The snow that falls on the mountains in Colorado contributes to more than just the beautiful scenery. Snow and other precipitation ultimately provide both the surface water and the groundwater that we use for drinking—not to mention the water that powers rivers and fills lakes for activities like rafting and fishing.
The majority of the life-giving water in Colorado's rivers and streams originates along the continental divide that runs through the majestic mountains. Colorado residents and visitors have a responsibility to keep our waterways free of litter and other pollutants to ensure a clean water supply to our amazing state.
Colorado Waterways and Droughts
Since 2000, the Colorado River Basin has been locked in a drought that experts say is likely to be exacerbated by climate change. Most of Colorado's water comes from snow that falls in the Rocky Mountains and is released into natural reservoirs that are gradually utilized over the course of the year. Beginning in 2000, snow has fallen more irregularly in the mountains, including in recent years when totals have been only two-thirds of normal—a concerning record low.
In addition, worsening droughts and rising temperatures have caused the Colorado River to shrink in recent years.
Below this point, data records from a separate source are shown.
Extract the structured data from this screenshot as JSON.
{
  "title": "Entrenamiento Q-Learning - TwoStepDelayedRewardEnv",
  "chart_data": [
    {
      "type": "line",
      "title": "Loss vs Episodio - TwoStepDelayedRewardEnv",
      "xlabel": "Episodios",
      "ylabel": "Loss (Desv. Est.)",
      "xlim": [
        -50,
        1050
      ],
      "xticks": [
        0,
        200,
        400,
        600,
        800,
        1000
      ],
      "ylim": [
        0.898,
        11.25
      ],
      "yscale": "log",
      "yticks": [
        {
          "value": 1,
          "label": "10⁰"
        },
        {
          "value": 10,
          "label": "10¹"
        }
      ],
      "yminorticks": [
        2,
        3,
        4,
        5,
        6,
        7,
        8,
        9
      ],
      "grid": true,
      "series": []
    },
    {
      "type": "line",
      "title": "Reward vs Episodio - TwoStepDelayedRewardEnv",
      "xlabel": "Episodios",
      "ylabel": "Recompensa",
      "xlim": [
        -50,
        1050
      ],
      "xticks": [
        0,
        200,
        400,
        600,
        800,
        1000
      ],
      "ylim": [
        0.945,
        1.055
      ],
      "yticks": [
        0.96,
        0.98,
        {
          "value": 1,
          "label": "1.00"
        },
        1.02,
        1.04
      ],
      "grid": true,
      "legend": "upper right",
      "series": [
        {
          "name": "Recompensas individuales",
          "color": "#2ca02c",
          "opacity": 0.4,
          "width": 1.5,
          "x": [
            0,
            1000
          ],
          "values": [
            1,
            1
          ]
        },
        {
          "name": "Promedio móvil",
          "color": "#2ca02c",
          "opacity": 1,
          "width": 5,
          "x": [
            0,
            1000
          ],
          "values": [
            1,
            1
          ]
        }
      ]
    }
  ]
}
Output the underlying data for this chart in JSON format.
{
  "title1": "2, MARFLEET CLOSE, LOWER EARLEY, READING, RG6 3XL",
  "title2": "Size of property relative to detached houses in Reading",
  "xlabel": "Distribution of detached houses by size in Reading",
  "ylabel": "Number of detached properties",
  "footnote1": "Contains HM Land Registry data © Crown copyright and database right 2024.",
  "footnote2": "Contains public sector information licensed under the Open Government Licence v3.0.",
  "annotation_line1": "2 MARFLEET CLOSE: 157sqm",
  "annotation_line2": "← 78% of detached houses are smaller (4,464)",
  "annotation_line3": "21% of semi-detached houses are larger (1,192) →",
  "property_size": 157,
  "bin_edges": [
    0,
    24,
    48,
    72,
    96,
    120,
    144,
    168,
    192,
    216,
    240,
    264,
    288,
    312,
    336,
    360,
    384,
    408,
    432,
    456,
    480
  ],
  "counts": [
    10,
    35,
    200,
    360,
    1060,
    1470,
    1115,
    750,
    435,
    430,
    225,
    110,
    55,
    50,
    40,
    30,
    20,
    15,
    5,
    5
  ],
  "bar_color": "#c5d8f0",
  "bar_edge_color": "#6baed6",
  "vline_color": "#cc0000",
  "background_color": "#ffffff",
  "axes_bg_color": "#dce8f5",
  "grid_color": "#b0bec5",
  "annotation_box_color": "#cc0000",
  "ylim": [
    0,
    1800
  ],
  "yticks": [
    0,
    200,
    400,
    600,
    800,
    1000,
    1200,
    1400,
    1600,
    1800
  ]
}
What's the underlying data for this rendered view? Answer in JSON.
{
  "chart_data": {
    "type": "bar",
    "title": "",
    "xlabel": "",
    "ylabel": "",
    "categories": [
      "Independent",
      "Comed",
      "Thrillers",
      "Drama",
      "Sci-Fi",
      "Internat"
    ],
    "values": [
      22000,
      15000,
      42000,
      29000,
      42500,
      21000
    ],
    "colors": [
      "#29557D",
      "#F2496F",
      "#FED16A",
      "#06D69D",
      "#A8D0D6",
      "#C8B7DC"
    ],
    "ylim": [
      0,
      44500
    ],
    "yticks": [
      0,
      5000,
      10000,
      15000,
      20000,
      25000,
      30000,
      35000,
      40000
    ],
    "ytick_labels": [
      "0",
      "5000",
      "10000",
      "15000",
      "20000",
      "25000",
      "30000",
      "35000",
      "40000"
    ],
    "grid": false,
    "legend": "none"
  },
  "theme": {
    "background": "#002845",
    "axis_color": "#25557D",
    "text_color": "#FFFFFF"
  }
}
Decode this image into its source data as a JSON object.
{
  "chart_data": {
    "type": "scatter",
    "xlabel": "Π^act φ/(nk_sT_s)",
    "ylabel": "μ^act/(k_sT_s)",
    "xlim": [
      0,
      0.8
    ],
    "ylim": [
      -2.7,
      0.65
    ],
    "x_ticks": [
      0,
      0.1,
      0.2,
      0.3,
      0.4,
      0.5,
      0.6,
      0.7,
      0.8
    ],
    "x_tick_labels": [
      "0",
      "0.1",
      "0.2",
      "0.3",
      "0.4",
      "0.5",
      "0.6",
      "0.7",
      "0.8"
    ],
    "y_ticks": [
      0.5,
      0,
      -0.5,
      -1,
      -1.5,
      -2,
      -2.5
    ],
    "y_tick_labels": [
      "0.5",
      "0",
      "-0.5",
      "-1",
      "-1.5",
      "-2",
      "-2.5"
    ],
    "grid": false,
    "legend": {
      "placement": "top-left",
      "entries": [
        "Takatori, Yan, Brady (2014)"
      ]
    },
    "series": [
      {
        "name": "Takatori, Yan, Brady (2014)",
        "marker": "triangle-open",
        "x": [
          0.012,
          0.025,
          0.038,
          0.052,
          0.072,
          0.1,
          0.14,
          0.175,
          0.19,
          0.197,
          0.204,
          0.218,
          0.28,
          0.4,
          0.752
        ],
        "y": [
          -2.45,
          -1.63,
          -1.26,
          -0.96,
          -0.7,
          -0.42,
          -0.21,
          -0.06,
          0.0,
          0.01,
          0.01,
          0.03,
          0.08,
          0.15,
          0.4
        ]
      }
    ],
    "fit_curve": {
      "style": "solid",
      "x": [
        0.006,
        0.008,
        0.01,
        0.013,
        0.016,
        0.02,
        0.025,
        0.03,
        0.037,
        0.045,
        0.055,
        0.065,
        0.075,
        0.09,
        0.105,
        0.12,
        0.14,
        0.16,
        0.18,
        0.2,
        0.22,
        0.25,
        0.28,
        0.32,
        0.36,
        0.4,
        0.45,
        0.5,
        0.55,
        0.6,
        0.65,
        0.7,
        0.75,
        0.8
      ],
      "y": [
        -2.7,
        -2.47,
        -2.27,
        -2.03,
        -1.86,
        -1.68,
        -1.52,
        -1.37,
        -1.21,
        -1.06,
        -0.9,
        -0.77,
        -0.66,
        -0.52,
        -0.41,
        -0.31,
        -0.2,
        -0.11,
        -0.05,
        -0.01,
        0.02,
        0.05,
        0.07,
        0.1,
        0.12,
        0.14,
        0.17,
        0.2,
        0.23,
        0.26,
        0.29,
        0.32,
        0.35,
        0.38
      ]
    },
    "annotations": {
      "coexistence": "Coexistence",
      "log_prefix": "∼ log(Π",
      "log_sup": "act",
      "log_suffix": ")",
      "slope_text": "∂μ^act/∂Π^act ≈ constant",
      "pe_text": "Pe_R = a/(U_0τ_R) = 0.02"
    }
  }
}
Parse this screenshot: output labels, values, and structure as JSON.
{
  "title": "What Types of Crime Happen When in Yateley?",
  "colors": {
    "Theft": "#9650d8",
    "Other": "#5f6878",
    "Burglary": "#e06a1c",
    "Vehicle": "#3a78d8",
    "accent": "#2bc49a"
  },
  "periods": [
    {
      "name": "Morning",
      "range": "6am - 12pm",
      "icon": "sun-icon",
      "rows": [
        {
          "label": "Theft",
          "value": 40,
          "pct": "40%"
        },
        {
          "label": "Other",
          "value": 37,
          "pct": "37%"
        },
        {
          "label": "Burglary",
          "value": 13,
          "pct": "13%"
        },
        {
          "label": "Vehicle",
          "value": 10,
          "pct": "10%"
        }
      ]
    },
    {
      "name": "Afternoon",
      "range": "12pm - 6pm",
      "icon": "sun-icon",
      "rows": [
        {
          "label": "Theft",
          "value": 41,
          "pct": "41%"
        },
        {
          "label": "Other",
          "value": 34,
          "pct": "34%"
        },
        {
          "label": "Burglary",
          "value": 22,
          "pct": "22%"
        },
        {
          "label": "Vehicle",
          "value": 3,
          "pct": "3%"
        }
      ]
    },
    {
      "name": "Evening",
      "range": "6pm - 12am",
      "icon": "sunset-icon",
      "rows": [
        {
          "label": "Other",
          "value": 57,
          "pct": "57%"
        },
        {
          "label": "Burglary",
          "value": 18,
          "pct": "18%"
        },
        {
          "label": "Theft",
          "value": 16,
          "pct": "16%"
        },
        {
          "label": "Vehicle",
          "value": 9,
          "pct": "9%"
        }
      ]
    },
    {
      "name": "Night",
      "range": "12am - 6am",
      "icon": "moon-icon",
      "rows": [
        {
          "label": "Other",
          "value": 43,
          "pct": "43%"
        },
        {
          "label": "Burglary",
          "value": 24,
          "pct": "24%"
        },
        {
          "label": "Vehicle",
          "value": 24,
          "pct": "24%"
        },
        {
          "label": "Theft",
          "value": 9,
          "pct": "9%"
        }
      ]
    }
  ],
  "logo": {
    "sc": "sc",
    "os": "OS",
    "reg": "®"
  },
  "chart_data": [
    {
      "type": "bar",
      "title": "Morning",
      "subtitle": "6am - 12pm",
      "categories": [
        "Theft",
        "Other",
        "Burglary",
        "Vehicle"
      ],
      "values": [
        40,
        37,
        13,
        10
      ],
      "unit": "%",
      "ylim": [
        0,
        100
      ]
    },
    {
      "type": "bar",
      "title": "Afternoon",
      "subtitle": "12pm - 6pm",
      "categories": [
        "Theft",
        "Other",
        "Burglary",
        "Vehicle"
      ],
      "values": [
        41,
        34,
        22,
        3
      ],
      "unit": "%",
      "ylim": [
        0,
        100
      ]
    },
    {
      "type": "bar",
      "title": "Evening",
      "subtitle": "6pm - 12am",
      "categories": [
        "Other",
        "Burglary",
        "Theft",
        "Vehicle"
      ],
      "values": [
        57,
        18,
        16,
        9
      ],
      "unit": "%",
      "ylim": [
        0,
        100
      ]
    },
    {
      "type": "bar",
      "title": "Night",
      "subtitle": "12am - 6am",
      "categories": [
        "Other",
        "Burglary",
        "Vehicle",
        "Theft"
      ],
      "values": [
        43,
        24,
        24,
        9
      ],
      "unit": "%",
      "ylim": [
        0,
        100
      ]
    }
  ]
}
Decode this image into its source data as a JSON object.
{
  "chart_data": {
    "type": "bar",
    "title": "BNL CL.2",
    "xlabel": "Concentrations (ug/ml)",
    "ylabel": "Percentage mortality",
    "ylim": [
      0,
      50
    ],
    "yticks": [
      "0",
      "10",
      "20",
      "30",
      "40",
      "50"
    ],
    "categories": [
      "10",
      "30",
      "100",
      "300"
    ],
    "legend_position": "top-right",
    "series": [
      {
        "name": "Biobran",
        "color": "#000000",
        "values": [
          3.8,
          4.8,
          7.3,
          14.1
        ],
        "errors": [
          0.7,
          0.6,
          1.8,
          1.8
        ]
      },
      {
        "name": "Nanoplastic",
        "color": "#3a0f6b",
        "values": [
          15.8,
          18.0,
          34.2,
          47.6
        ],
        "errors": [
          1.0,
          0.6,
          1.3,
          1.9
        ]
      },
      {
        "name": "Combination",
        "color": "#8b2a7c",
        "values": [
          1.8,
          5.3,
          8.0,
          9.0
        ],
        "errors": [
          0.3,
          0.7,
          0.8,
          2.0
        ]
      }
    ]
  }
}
In response, scientists are developing models to better understand how the climate crisis is fundamentally changing this critical 1,450-mile waterway.
Researchers at the U.S. Geological Survey have found that human-caused global warming, especially in recent decades, has caused rivers to absorb more solar energy, increasing the amount of water lost through evaporation. They've also found that the Colorado River is dwindling, threatening serious water shortages for millions of people who rely on it.
Ground water is water from rain and snow that that soaks into the soil. It is a vital resource in Colorado.
When water works its way through the soil to the underground "water table," it can pick up nitrogen, phosphorus and other contaminants. Pollutants in the soil can come from many sources including leakage from landfills, wastewater treatment plants and sanitation systems, gas stations and sewers, as well as from fertilizers used in agriculture.
The polluted water can then end up in public drinking water systems, posing public heath threats to Colorado residents.
Sustaining Colorado Watersheds
Former Colorado Governor John Hickenlooper directed the Colorado Water Conservation Board (CWCB) to develop Colorado's water plan for the future. The top priorities were to strengthen urban water protection, safeguard water quality, improve water management, enhance vital river and catchment protection measures and support flexible water policies.
Over a two-year period, CWCB's roundtables have brought together stakeholders with a wide range of water needs, including farmers, ranchers, urban and rural communities and water providers to discuss the importance of flexible and reliable water supplies and to brainstorm ideas for maintaining them.
Colorado Businesses Promoting Sustainability
Businesses in Colorado are also getting involved in green initiatives and sustainability measures in response to a growing demand from consumers. Colorado consumers are increasingly looking to do business with brands that align with their values and that are making efforts to protect the environment and our natural resources.
It's critical that Colorado businesses learn to meet their present needs without compromising the ability of future generations to meet their own needs. In order to achieve this goal, organizations should examine their approach not only to water consumption, but also to energy, materials, recycling, transportation and other aspects of their operation to determine what changes need to occur to make their business more sustainable for the future.
As a bottled spring water and bulk water delivery provider, Eldorado Natural Spring Water has long been a leading advocate of sustainability initiatives in Colorado. We're proud to say that we were the first bottled water company in the U.S. to introduce 100% recycled plastic bottles. Recycled bottles require 77% less energy to produce and generate 58% fewer emissions in the production process.
In addition, we recycle 96% of the waste from our bottling plant, including paper, cardboard and plastic. We even generate 50% of the energy for our Colorado headquarters from a rooftop solar system.
In short, we're serious about protecting the Colorado environment that gives us all so much.